Roger iba a bajar de su coche en Bellevue cuando sonó su móvil. Estuvo a punto de no contestar. Eran más de las seis y no quería que Milt esperara mucho más. Pero echó una mirada al número y enseguida reconoció el de Rowan.

Sintió un nudo en el estómago, porque sabía que si algún día se sabía la verdad, ella nunca lo perdonaría. El hecho de que todo lo que hiciera fuera para protegerla no le serviría de excusa.

– Collins -contestó.

– ¿Ha hablado Quinn contigo hoy?

– Sí. -Por eso estaba en Boston, pero no podía decírselo.

– Le has puesto protección a Peter, ¿no? Si se entera de lo de Dani, puede que…

– Peter está a salvo, Rowan.

– Contrataré a un guardaespaldas, si es necesario. Si hay un problema de dinero, tengo suficiente.

– Ya está hecho.

– Gracias. -Siguió una pausa y Roger tuvo ganas de contárselo todo. Pero no lo hizo.

– ¿Alguna otra cosa?

Sonaba derrotada. Deseaba estar allí con ella, ser el padre que necesitaba y que nunca había tenido. Incluso cuando Rowan vivía con él y Gracie, él trabajaba doce y catorce horas al día.
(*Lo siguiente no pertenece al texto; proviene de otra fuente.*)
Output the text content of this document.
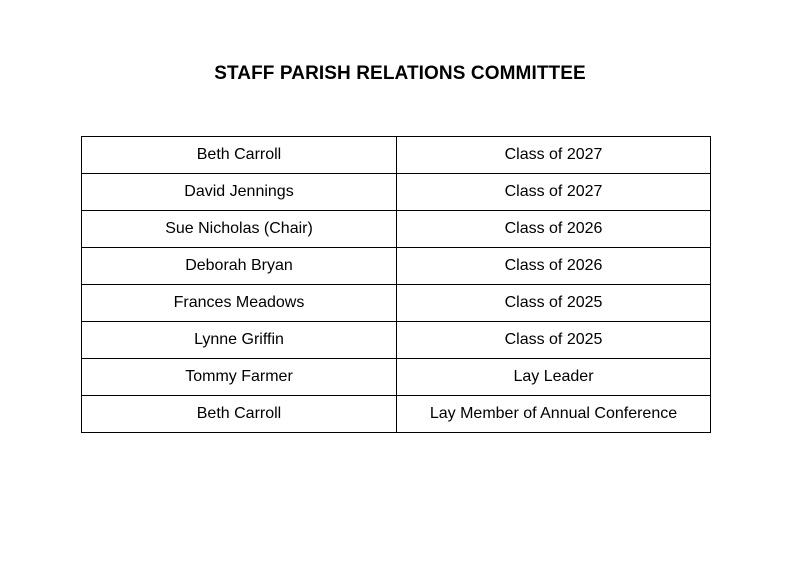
STAFF PARISH RELATIONS COMMITTEE
Beth Carroll	Class of 2027
David Jennings	Class of 2027
Sue Nicholas (Chair)	Class of 2026
Deborah Bryan	Class of 2026
Frances Meadows	Class of 2025
Lynne Griffin	Class of 2025
Tommy Farmer	Lay Leader
Beth Carroll	Lay Member of Annual Conference
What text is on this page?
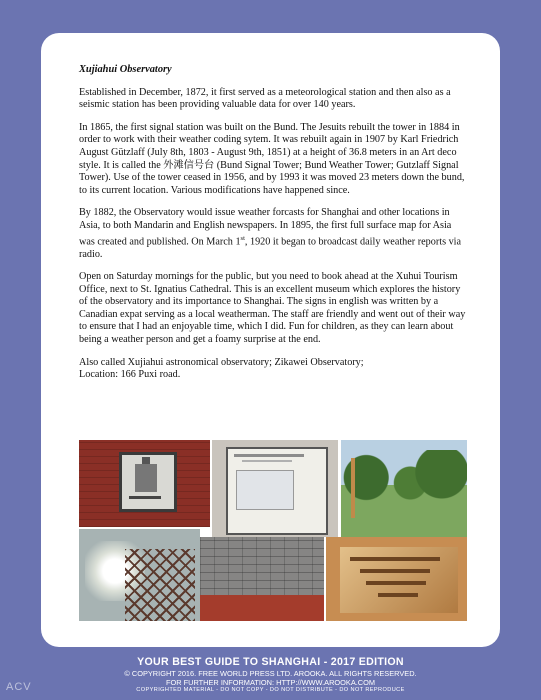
Xujiahui Observatory

Established in December, 1872, it first served as a meteorological station and then also as a seismic station has been providing valuable data for over 140 years.

In 1865, the first signal station was built on the Bund. The Jesuits rebuilt the tower in 1884 in order to work with their weather coding sytem. It was rebuilt again in 1907 by Karl Friedrich August Gützlaff (July 8th, 1803 - August 9th, 1851) at a height of 36.8 meters in an Art deco style. It is called the 外滩信号台 (Bund Signal Tower; Bund Weather Tower; Gutzlaff Signal Tower). Use of the tower ceased in 1956, and by 1993 it was moved 23 meters down the bund, to its current location. Various modifications have happened since.

By 1882, the Observatory would issue weather forcasts for Shanghai and other locations in Asia, to both Mandarin and English newspapers. In 1895, the first full surface map for Asia was created and published. On March 1st, 1920 it began to broadcast daily weather reports via radio.

Open on Saturday mornings for the public, but you need to book ahead at the Xuhui Tourism Office, next to St. Ignatius Cathedral. This is an excellent museum which explores the history of the observatory and its importance to Shanghai. The signs in english was written by a Canadian expat serving as a local weatherman. The staff are friendly and went out of their way to ensure that I had an enjoyable time, which I did. Fun for children, as they can learn about being a weather person and get a foamy surprise at the end.

Also called Xujiahui astronomical observatory; Zikawei Observatory;
Location: 166 Puxi road.

YOUR BEST GUIDE TO SHANGHAI - 2017 EDITION
© COPYRIGHT 2016. FREE WORLD PRESS LTD. AROOKA. ALL RIGHTS RESERVED.
FOR FURTHER INFORMATION: HTTP://WWW.AROOKA.COM
COPYRIGHTED MATERIAL - DO NOT COPY - DO NOT DISTRIBUTE - DO NOT REPRODUCE
ACV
Sobre todo al principio, cuando ella lo había necesitado más.

– Vamos a coger a ese hijo de perra.

– Lo sé. -No daba la impresión de que Rowan le creyera-. Adiós.

– Espera… -Pero Rowan ya había colgado.

Cerró el móvil de un golpe y dio un puñetazo en el techo del coche. Mierda, mierda, mierda.

– ¿Te puedo ayudar en algo?

Roger se giró rápidamente. Milt Christopher ya lo había visto. En realidad, estaba demasiado cansado para hacer las cosas bien. Sacudió la cabeza.

– Sólo quiero que me lleves a ver a MacIntosh.

Caminaron en silencio por el césped. Se suponía que los prados amplios y bien cuidados calmaban la locura que se escondía tras las paredes.